Interprétation
L’achlorhydrie est la cause la plus fréquente de niveaux élevés de gastrine sérique. La cause la plus fréquente d’achlorhydrie est le traitement des ulcères gastro-duodénaux, de la dyspepsie non ulcéreuse ou du reflux gastro-œsophagien avec des inhibiteurs de la pompe à protons (benzimidazoles substitués, par exemple, l’oméprazole). D’autres causes d’hypo- et d’achlorhydrie comprennent la gastrite chronique atrophique avec ou sans anémie pernicieuse, le gastriculcère, le carcinome gastrique et une vagotomie chirurgicale ou traumatique antérieure.
Si les taux sériques de B12 sont significativement bas (< 150 ng /L), même si les tests d’anticorps de blocage du facteur intrinsèque sont négatifs, un taux de gastrine au-dessus de la plage de référence rend probable que le patient souffre d’anémie pernicieuse.
Hypergastrinémie avec sécrétion d’acide gastrique normale ou augmentéeest suspecte d’un gastrinome (syndrome de Zollinger-Ellison). Des niveaux de gastrine inférieurs à 100 pg / mL sont observés de manière si rare chez les patients atteints de gastrinome non traité présentant une anatomie gastro-intestinale supérieure intacte, ce qui exclut pratiquement le diagnostic. La majorité (> 60%) des patients atteints de gastrinome ont des taux de sérumgastrine très significativement élevés (> 400 pg /mL). Des niveaux supérieurs à 1000 pg / mL chez un patient souffrant d’ulcère agastrique ou duodénal sans chirurgie gastrique antérieure, sans médicament, qui a un débit d’acide gastrique basal supérieur à 15 mmol / heure (> 5 mmol / heure chez les patients ayant subi une chirurgie réduisant les acides antérieurs) sont considérés comme un diagnostic de gastrinome. Sil y a des doutes sur la sortie d’acide gastrique, une infusion de 0.1M HCl dans l’estomac réduit la gastrine sérique chez les patients avecachlorhydrie, mais pas chez ceux atteints de gastrinome.

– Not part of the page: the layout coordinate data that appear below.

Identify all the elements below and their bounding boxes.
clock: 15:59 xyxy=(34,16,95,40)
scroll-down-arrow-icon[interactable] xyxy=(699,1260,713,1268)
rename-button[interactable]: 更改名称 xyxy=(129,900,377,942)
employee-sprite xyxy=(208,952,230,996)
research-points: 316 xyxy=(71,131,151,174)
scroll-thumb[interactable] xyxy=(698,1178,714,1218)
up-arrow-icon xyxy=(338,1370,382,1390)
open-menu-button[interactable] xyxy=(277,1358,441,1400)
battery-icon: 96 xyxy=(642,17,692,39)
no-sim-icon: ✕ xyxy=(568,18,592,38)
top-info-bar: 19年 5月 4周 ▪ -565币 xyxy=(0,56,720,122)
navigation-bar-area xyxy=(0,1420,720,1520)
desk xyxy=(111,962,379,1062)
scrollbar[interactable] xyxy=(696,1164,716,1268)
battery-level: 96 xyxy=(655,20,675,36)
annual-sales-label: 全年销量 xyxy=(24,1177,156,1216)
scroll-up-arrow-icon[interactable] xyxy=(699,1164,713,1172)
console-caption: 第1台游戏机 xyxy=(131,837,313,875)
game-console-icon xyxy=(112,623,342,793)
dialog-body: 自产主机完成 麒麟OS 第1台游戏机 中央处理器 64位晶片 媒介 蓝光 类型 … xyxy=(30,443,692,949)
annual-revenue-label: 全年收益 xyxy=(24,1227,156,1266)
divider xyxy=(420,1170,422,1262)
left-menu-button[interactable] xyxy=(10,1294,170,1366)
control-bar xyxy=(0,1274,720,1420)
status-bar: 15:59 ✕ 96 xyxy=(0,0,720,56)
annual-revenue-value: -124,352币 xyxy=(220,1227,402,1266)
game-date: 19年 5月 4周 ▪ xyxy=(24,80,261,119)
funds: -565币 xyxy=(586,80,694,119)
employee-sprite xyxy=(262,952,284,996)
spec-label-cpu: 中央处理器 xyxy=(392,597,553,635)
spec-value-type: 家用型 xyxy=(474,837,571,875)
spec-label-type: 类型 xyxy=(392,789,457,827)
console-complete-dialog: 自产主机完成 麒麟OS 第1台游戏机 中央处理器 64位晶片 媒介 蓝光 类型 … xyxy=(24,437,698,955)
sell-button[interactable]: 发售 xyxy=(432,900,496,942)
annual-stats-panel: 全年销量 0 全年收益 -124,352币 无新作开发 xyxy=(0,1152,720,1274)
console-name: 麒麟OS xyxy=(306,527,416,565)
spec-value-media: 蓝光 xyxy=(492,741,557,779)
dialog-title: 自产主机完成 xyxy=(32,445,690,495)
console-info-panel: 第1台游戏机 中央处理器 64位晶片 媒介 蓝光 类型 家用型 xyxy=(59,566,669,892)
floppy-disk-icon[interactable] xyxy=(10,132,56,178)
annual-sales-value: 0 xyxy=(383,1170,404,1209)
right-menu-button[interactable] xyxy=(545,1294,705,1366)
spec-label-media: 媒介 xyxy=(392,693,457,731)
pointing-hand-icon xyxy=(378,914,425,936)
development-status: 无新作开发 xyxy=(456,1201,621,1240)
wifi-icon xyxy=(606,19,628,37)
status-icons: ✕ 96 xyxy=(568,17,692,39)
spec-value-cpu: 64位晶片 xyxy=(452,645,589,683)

D’autres conditions pouvant être associées à une hypergastrinémie face à une sécrétion d’acide gastrique normale ou accrue comprennent des ulcères gastriques et, rarement, duodénaux, une obstruction de la sortie gastrique, un antre gastrique contourné et un dumping gastrique. Parfois, le diabète sucré, la neuropathie autonome avec gastroparésie, le phéochromocytome, la polyarthrite rhumatoïde, la thyrotoxicose et les syndromes paranéoplasiques peuvent également entraîner une hypergastrinémie avecsécrétion acide normale. Aucune de ces conditions n’a tendance à être associée à des taux sériques de gastrine à jeun supérieurs à 400 pg / mL, et des niveaux supérieurs à 1000 pg / mL ne sont pratiquement jamais observés.

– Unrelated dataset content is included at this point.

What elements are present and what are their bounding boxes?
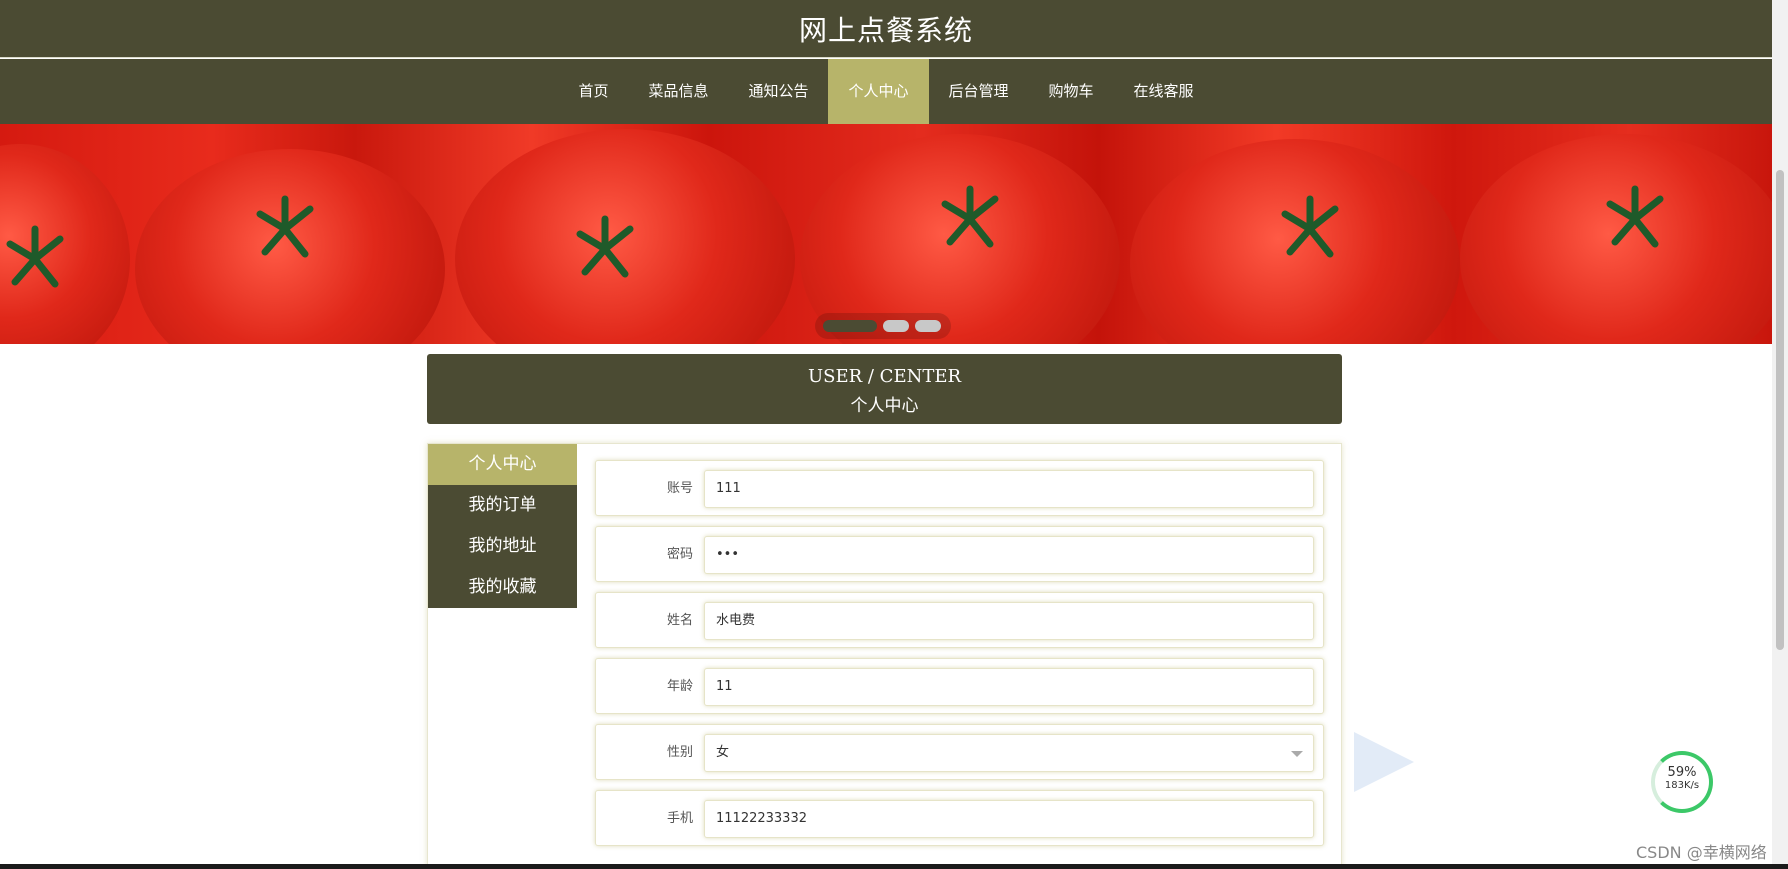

Plusieurs tests provocateurs peuvent être utilisés pour distinguer cespatients des individus atteints de gastrinomes. Les patients atteints d’un gastrinome, qui ont des taux de gastrine sérique de débit normaux ou légèrement à modestement augmentés, répondent par une augmentation exagérée de la sérumgastrine aux perfusions intraveineuses de sécrétine ou de calcium.En raison de sa plus grande sécurité, la perfusion de sécrétine est préférée. Le protocole le mieux validé nécessite une mesure de la gastrine à jeun de base, suivie d’une injection de 2 unités cliniques de sécrétine par kg de poids corporel (0,4 microgramme / kg) en 1 minute et de nouveaux échantillons de gastrine sérique à 5-, 10-, 15-, 20-, et post-injection de 30 minutes. Une augmentation maximale de la gastrine de plus de 200pg / mL au-dessus de la valeur de base a une sensibilité supérieure à 85% et une spécificité proche de 100% pour le gastrinome. Perfusion de sécrétine ou de calcionles tests ne sont pas effectués en laboratoire clinique, mais sontgénéralement effectués dans des unités de gastroentérologie ou de tests endocriniens sous la supervision d’un médecin. Ils sont progressivement remplacés (ou complétés) par des procédures d’imagerie, en particulier l’échographie endoscopique duodénale et pancréatique.